Let’s break this excerpt down! The decorator will be ignored for now, and we’ll start with the update_df_graph function definition. As detailed in the first part of this series, our data_df dataframe currently has the following columns:

dataframe2

The function will take an integer value representing a Month. This month integer will be used to filter the dataframe by the given month, and create two dataframes that sum returns and orders grouped by their date. Each of these resulting dataframes are then used to populate a Scatter plot object (a class of a Dash graph_objs) which is then appended to a list of Scatter plot objects traces. For each of these Scatter plot objects I chose to plot the respective dates (either “dateordered” or “datereturned”) on the X axis , and the amount of “orders” or “returns” on the Y axis.

mode, opacity, marker, name attributes let a user define what kind of style the plot should be implemented with. For example, when plotting the returns data, I chose to use have my individual points connected by a line, and my actual points are to be square-shaped.

Lastly, the function will return a dictionary that has two keys: data and layout.
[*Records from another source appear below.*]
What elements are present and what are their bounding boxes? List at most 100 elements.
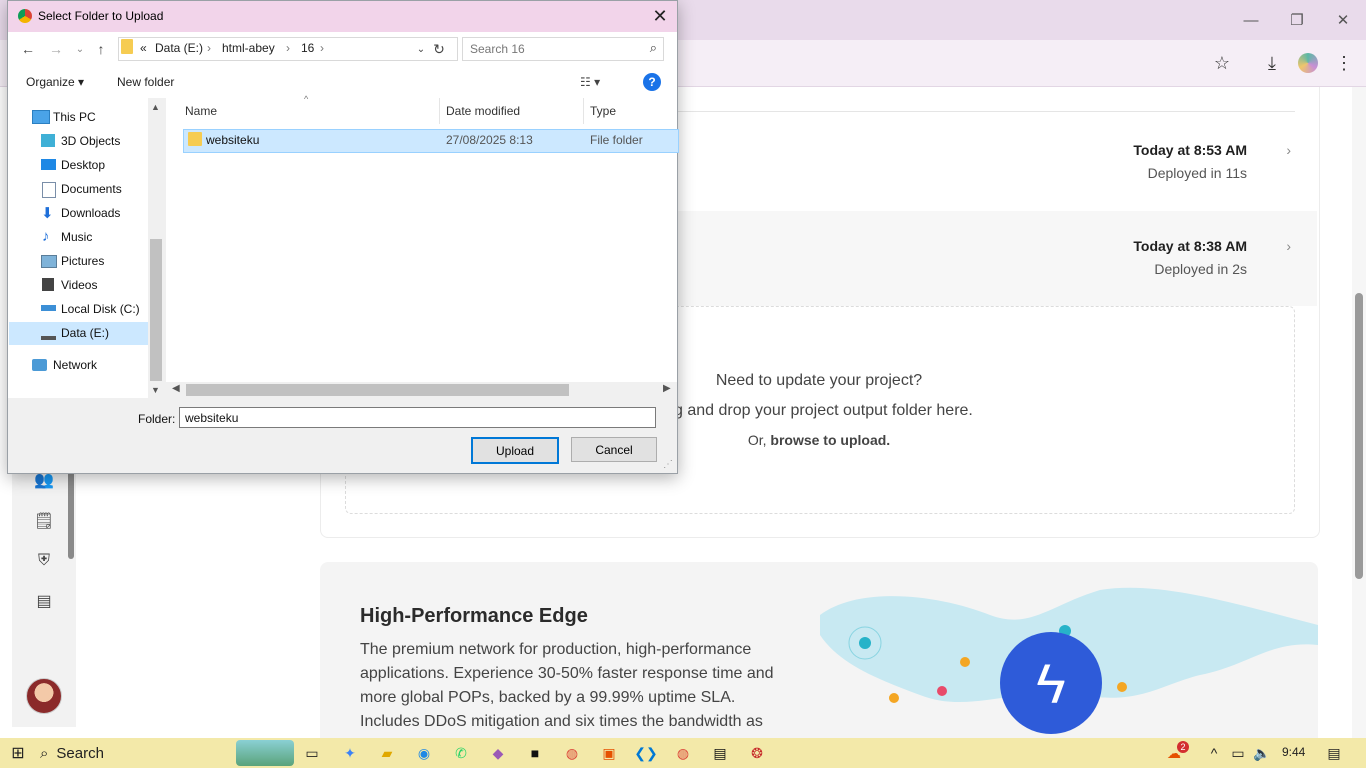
file-explorer-icon[interactable]: ▰ bbox=[375, 742, 399, 764]
terminal-icon[interactable]: ▤ bbox=[708, 742, 732, 764]
page-scroll-thumb[interactable] bbox=[1355, 293, 1363, 579]
widgets-icon[interactable] bbox=[236, 740, 294, 766]
column-separator[interactable] bbox=[583, 98, 584, 124]
file-date: 27/08/2025 8:13 bbox=[446, 133, 533, 147]
app-icon[interactable]: ❂ bbox=[745, 742, 769, 764]
horizontal-scroll-thumb[interactable] bbox=[186, 384, 569, 396]
path-separator[interactable]: › bbox=[286, 41, 290, 55]
chrome-icon bbox=[18, 9, 32, 23]
copilot-icon[interactable]: ✦ bbox=[338, 742, 362, 764]
view-options-icon[interactable]: ☷ ▾ bbox=[580, 75, 600, 89]
documents-icon bbox=[42, 182, 56, 198]
chevron-up-icon[interactable]: ^ bbox=[1202, 742, 1226, 764]
battery-icon[interactable]: ▭ bbox=[1226, 742, 1250, 764]
taskbar-search-label: Search bbox=[56, 744, 104, 762]
file-type: File folder bbox=[590, 133, 643, 147]
tree-scroll-thumb[interactable] bbox=[150, 239, 162, 381]
chrome-icon[interactable]: ◍ bbox=[560, 742, 584, 764]
profile-icon[interactable] bbox=[1294, 50, 1322, 76]
tree-item-local-disk[interactable]: Local Disk (C:) bbox=[61, 302, 140, 316]
dialog-title: Select Folder to Upload bbox=[38, 9, 164, 23]
tree-item-3d-objects[interactable]: 3D Objects bbox=[61, 134, 120, 148]
taskbar-search[interactable]: ⌕ Search bbox=[40, 741, 236, 765]
search-placeholder: Search 16 bbox=[470, 42, 525, 56]
deploy-status: Deployed in 2s bbox=[1154, 261, 1247, 277]
dialog-search-input[interactable]: Search 16 ⌕ bbox=[462, 37, 664, 61]
tree-item-this-pc[interactable]: This PC bbox=[53, 110, 96, 124]
tree-item-desktop[interactable]: Desktop bbox=[61, 158, 105, 172]
forward-arrow-icon[interactable]: → bbox=[46, 39, 66, 59]
path-overflow[interactable]: « bbox=[140, 41, 147, 55]
edge-browser-icon[interactable]: ◉ bbox=[412, 742, 436, 764]
tree-item-data-e[interactable]: Data (E:) bbox=[61, 326, 109, 340]
pc-icon bbox=[32, 110, 50, 124]
file-name: websiteku bbox=[206, 133, 260, 147]
file-dialog: Select Folder to Upload ✕ ← → ⌄ ↑ « Data… bbox=[7, 0, 679, 474]
restore-button[interactable]: ❐ bbox=[1274, 0, 1320, 40]
chrome-icon[interactable]: ◍ bbox=[671, 742, 695, 764]
tree-item-music[interactable]: Music bbox=[61, 230, 92, 244]
scroll-down-icon[interactable]: ▼ bbox=[151, 385, 160, 395]
security-shield-icon[interactable]: ⛨ bbox=[28, 548, 60, 574]
star-icon[interactable]: ☆ bbox=[1208, 50, 1236, 76]
desktop-icon bbox=[41, 159, 56, 170]
tree-item-videos[interactable]: Videos bbox=[61, 278, 97, 292]
scroll-right-icon[interactable]: ▶ bbox=[663, 383, 671, 394]
minimize-button[interactable]: — bbox=[1228, 0, 1274, 40]
app-icon[interactable]: ▣ bbox=[597, 742, 621, 764]
path-segment[interactable]: 16 bbox=[301, 41, 314, 55]
cancel-button[interactable]: Cancel bbox=[571, 437, 657, 462]
music-icon: ♪ bbox=[42, 228, 50, 245]
column-date[interactable]: Date modified bbox=[446, 104, 520, 118]
path-dropdown-icon[interactable]: ⌄ bbox=[411, 39, 431, 59]
close-window-button[interactable]: ✕ bbox=[1320, 0, 1366, 40]
folder-input[interactable]: websiteku bbox=[179, 407, 656, 428]
new-folder-button[interactable]: New folder bbox=[117, 75, 174, 89]
path-separator[interactable]: › bbox=[207, 41, 211, 55]
edge-title: High-Performance Edge bbox=[360, 605, 588, 627]
resize-grip-icon[interactable]: ⋰ bbox=[663, 459, 673, 470]
tree-item-downloads[interactable]: Downloads bbox=[61, 206, 120, 220]
app-icon[interactable]: ■ bbox=[523, 742, 547, 764]
path-separator[interactable]: › bbox=[320, 41, 324, 55]
windows-start-icon[interactable]: ⊞ bbox=[6, 742, 30, 764]
organize-menu[interactable]: Organize ▾ bbox=[26, 75, 84, 89]
back-arrow-icon[interactable]: ← bbox=[18, 39, 38, 59]
app-icon[interactable]: ◆ bbox=[486, 742, 510, 764]
tree-item-pictures[interactable]: Pictures bbox=[61, 254, 104, 268]
notifications-icon[interactable]: ▤ bbox=[1322, 742, 1346, 764]
scroll-up-icon[interactable]: ▲ bbox=[151, 102, 160, 112]
avatar[interactable] bbox=[26, 678, 62, 714]
folder-icon bbox=[188, 132, 202, 146]
logs-icon[interactable]: 🗒 bbox=[28, 508, 60, 534]
browse-upload-link[interactable]: browse to upload. bbox=[770, 432, 890, 448]
deploy-time: Today at 8:53 AM bbox=[1133, 142, 1247, 158]
dialog-close-button[interactable]: ✕ bbox=[648, 5, 672, 27]
column-name[interactable]: Name bbox=[185, 104, 217, 118]
vscode-icon[interactable]: ❮❯ bbox=[634, 742, 658, 764]
notification-badge: 2 bbox=[1177, 741, 1189, 753]
column-separator[interactable] bbox=[439, 98, 440, 124]
upload-button[interactable]: Upload bbox=[471, 437, 559, 464]
edge-description: The premium network for production, high… bbox=[360, 641, 774, 730]
volume-icon[interactable]: 🔈 bbox=[1250, 742, 1274, 764]
clock[interactable]: 9:44 bbox=[1282, 745, 1305, 759]
menu-icon[interactable]: ⋮ bbox=[1330, 50, 1358, 76]
scroll-left-icon[interactable]: ◀ bbox=[172, 383, 180, 394]
path-segment[interactable]: html-abey bbox=[222, 41, 275, 55]
pictures-icon bbox=[41, 255, 57, 268]
docs-icon[interactable]: ▤ bbox=[28, 588, 60, 614]
path-segment[interactable]: Data (E:) bbox=[155, 41, 203, 55]
recent-dropdown-icon[interactable]: ⌄ bbox=[70, 39, 90, 59]
refresh-icon[interactable]: ↻ bbox=[429, 39, 449, 59]
tree-item-documents[interactable]: Documents bbox=[61, 182, 122, 196]
whatsapp-icon[interactable]: ✆ bbox=[449, 742, 473, 764]
download-icon[interactable]: ⤓ bbox=[1258, 50, 1286, 76]
column-type[interactable]: Type bbox=[590, 104, 616, 118]
task-view-icon[interactable]: ▭ bbox=[300, 742, 324, 764]
tree-item-network[interactable]: Network bbox=[53, 358, 97, 372]
help-icon[interactable]: ? bbox=[643, 73, 661, 91]
deploy-status: Deployed in 11s bbox=[1147, 165, 1247, 181]
up-arrow-icon[interactable]: ↑ bbox=[91, 39, 111, 59]
downloads-icon: ⬇ bbox=[41, 205, 54, 222]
The layout value will detail how the graph is going to look (e.g. which data is on the X & Y axes, whether or not I want the graph object to be titled, etc.), and the data value will be graphed ONTO the graph described by the layout value.

There, now that we have the quick function walkthrough out of the way we can discuss the use of the @ decorator immediately prior to our update_df_graph. This decorator is essentially what allows our graph to be dynamically updated based on the user’s interactions with the Slider object in our app.layout object. In Dash, the inputs and outputs of an application are the properties of a particular component. In this example, our input is the “value” property of the component that has the ID “month-slider”. Our output is the “figure” property of the component with the ID “data-graph”. You probably have noticed that I did not set a “figure” property of the “data-graph” component in my layout, this is because when the Dash app starts, it automatically calls all of the callbacks with the initial values of the input components in order to populate the initial state of the output components. For example, if I had specified something like html.Div(id='data-graph') with a “figure” property to start, it would get overwritten when the app starts. In this application the initial output in the “data-graph” component was explicitly defined in the our layout code.

value = data_df.dateordered.dt.month.min()

Reactive Programming! Pretty neat stuff.